Ketika masuk kelas, saya melihat teman sedang mengerjakan tugas makalah yang diberikan dosen. Namun, ia terlihat kesulitan dalam menyelesaikannya. Saya kemudian membantunya mengerjakan tugas tersebut. Saya kembali menyadari bahwa membantu teman yang sedang kesusahan tanpa membeda-bedakan merupakan salah satu penerapan sila kedua, Kemanusiaan yang Adil dan Beradab.

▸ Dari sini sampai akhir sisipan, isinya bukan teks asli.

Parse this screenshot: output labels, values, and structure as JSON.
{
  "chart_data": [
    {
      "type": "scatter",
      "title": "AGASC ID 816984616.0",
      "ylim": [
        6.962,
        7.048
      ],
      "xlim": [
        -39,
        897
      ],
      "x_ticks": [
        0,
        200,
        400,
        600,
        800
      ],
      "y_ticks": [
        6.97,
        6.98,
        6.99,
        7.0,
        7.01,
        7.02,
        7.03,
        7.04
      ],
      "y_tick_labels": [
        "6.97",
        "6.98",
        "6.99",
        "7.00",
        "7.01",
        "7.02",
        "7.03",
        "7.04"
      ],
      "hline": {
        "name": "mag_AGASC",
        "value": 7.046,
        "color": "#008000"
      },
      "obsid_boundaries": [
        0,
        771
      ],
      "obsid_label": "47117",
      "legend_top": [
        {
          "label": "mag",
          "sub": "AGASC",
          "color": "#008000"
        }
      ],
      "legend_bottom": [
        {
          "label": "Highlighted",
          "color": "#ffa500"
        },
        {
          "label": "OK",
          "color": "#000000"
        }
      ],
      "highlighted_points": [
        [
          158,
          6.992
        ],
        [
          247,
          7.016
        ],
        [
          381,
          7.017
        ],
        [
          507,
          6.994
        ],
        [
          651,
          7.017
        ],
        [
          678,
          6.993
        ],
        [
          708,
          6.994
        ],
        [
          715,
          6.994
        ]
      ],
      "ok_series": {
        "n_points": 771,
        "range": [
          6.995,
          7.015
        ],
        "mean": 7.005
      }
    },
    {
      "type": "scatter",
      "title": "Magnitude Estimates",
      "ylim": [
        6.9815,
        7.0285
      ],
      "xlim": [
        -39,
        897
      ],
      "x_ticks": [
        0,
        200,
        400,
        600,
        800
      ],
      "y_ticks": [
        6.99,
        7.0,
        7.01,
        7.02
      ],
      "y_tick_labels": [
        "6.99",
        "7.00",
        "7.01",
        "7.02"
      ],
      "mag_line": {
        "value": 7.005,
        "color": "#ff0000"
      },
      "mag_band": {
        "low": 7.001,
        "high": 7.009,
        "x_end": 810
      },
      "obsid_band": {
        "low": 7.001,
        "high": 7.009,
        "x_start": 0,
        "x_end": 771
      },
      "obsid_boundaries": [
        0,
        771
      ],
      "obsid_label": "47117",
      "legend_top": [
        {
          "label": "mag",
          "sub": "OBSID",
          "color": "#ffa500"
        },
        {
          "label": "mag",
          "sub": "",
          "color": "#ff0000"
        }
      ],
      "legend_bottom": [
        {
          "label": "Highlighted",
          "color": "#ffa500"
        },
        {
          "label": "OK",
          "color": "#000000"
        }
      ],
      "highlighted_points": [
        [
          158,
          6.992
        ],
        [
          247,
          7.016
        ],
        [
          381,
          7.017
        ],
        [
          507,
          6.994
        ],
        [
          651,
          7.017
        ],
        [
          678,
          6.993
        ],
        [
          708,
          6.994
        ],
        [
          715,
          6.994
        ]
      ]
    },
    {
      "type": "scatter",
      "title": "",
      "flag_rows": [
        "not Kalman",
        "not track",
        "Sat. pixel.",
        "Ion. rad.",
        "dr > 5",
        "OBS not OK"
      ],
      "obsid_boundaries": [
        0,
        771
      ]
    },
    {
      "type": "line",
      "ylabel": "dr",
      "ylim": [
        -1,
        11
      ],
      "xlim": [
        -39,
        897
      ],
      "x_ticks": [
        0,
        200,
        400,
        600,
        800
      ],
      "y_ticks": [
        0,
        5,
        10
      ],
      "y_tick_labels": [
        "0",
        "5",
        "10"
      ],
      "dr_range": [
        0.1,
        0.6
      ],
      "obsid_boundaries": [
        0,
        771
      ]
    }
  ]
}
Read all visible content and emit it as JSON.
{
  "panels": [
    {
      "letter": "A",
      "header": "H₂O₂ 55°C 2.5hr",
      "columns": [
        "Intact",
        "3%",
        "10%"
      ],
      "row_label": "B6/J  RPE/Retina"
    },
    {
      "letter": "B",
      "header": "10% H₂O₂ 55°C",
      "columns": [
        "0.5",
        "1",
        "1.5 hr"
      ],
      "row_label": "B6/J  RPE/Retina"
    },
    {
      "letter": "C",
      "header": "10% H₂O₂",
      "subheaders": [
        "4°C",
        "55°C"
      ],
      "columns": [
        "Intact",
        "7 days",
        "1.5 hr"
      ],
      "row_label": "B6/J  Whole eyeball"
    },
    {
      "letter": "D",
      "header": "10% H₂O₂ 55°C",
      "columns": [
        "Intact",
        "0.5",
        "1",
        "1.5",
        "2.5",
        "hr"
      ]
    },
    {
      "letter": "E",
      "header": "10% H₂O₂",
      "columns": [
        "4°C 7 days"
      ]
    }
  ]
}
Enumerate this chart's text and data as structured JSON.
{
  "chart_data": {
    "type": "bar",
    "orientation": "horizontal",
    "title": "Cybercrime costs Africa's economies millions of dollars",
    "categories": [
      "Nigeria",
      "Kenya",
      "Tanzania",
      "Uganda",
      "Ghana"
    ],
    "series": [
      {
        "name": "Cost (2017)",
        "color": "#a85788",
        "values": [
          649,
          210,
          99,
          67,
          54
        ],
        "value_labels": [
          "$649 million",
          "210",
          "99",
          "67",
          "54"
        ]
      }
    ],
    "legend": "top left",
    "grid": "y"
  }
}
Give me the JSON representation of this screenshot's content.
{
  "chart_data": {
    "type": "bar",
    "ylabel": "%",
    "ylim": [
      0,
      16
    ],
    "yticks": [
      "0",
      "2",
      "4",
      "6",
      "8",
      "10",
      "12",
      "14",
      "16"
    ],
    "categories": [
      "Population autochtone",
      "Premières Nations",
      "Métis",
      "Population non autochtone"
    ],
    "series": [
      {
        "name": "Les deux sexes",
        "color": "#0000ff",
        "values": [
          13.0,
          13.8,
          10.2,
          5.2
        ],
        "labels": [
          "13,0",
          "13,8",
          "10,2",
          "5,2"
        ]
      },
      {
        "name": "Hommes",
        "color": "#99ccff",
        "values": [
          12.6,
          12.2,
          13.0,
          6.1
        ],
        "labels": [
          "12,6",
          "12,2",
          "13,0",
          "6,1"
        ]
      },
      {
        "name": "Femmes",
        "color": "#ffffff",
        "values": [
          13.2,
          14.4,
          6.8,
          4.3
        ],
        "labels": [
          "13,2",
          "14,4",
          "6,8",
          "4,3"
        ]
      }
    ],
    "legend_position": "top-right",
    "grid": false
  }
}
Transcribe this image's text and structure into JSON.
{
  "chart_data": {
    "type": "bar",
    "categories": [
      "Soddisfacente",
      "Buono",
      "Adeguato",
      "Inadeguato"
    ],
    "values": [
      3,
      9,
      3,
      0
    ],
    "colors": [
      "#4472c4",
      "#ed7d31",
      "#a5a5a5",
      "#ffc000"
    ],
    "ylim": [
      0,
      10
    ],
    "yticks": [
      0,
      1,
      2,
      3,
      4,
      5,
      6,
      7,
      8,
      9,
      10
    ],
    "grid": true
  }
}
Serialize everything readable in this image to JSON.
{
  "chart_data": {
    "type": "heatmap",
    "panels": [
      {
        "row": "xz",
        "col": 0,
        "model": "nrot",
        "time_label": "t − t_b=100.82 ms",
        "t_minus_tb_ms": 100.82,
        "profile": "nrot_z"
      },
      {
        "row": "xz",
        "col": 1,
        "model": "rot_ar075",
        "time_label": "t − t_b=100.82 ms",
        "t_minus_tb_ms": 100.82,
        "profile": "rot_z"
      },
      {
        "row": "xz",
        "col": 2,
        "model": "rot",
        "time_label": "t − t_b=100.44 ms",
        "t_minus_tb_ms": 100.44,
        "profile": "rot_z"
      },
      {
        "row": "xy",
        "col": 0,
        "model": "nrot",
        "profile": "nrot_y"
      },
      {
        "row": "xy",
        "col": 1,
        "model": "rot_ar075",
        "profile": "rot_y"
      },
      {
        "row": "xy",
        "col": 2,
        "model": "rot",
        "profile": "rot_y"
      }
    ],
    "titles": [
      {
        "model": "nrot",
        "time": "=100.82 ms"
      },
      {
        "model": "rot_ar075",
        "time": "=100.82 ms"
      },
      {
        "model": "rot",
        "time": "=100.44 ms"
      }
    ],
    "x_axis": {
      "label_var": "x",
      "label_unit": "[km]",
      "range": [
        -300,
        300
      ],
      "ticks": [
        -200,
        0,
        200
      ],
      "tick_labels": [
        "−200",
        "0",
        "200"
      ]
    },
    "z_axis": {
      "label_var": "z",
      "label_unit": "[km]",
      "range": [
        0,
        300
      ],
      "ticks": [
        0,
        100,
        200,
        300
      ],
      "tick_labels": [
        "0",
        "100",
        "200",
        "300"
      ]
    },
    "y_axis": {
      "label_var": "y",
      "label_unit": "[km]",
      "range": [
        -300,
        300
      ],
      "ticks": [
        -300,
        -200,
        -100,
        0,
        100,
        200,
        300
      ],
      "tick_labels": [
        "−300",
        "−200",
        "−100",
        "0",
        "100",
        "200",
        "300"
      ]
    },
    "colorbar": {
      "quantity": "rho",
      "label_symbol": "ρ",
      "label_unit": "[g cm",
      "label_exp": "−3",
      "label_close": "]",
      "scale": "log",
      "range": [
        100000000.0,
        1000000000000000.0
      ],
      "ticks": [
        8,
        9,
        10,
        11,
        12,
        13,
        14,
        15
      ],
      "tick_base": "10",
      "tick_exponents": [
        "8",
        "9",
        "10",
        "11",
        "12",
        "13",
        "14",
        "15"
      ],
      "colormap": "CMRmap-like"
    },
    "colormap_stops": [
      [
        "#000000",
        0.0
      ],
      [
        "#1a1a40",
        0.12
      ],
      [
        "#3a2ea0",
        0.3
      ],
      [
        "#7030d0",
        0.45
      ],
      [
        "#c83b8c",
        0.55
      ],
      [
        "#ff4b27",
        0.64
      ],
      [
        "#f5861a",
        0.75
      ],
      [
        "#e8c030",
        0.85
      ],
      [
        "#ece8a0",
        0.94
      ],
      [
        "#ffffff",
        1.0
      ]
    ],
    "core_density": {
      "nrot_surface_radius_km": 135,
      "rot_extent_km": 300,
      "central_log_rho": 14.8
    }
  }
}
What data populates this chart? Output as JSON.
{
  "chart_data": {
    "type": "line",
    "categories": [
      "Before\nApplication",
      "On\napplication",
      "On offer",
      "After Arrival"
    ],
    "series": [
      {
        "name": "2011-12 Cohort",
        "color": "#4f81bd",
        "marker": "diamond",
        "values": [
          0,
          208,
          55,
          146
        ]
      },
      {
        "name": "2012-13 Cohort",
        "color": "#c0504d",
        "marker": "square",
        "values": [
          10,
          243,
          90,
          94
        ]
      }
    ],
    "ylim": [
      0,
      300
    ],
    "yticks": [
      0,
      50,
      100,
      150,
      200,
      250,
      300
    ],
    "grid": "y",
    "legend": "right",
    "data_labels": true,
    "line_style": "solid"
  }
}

Lalu, kami mendapatkan tugas kelompok untuk membuat laporan. Anggota kelompok saya memiliki latar belakang yang berbeda dan berasal dari berbagai daerah. Meskipun demikian, kami tetap bekerja sama dengan baik. Di situ, saya menyadari bahwa kami sedang menerapkan sila ketiga, Persatuan Indonesia, yang mengajarkan untuk tetap bersatu meskipun memiliki perbedaan.
Saat mengerjakan tugas kelompok, kami memiliki pendapat yang berbeda-beda sehingga terjadi perbedaan pendapat dan perdebatan kecil. Namun, akhirnya kami memilih untuk melakukan voting agar keputusan diambil berdasarkan suara terbanyak. Setelah mencapai kesepakatan, saya kembali memahami makna sila keempat, Kerakyatan yang Dipimpin oleh Hikmat Kebijaksanaan dalam Permusyawaratan/Perwakilan.
Sore harinya, jam pulang telah tiba. Kami pun membagi tugas kelompok untuk dikerjakan di rumah agar keesokan harinya dapat selesai dengan cepat. Pembagian tugas dilakukan sesuai dengan kemampuan masing-masing anggota agar tidak ada yang merasa terbebani. Saya kembali teringat pada sila kelima, Keadilan Sosial bagi Seluruh Rakyat Indonesia.
Sepulang dari kampus dengan mengendarai motor, saya menyadari bahwa Pancasila sebenarnya sangat dekat dengan kehidupan saya sehari-hari. Pancasila bukan sekadar lima sila yang harus dihafalkan, tetapi nilai-nilainya dapat saya terapkan melalui tindakan-tindakan kecil dalam kehidupan sehari-hari.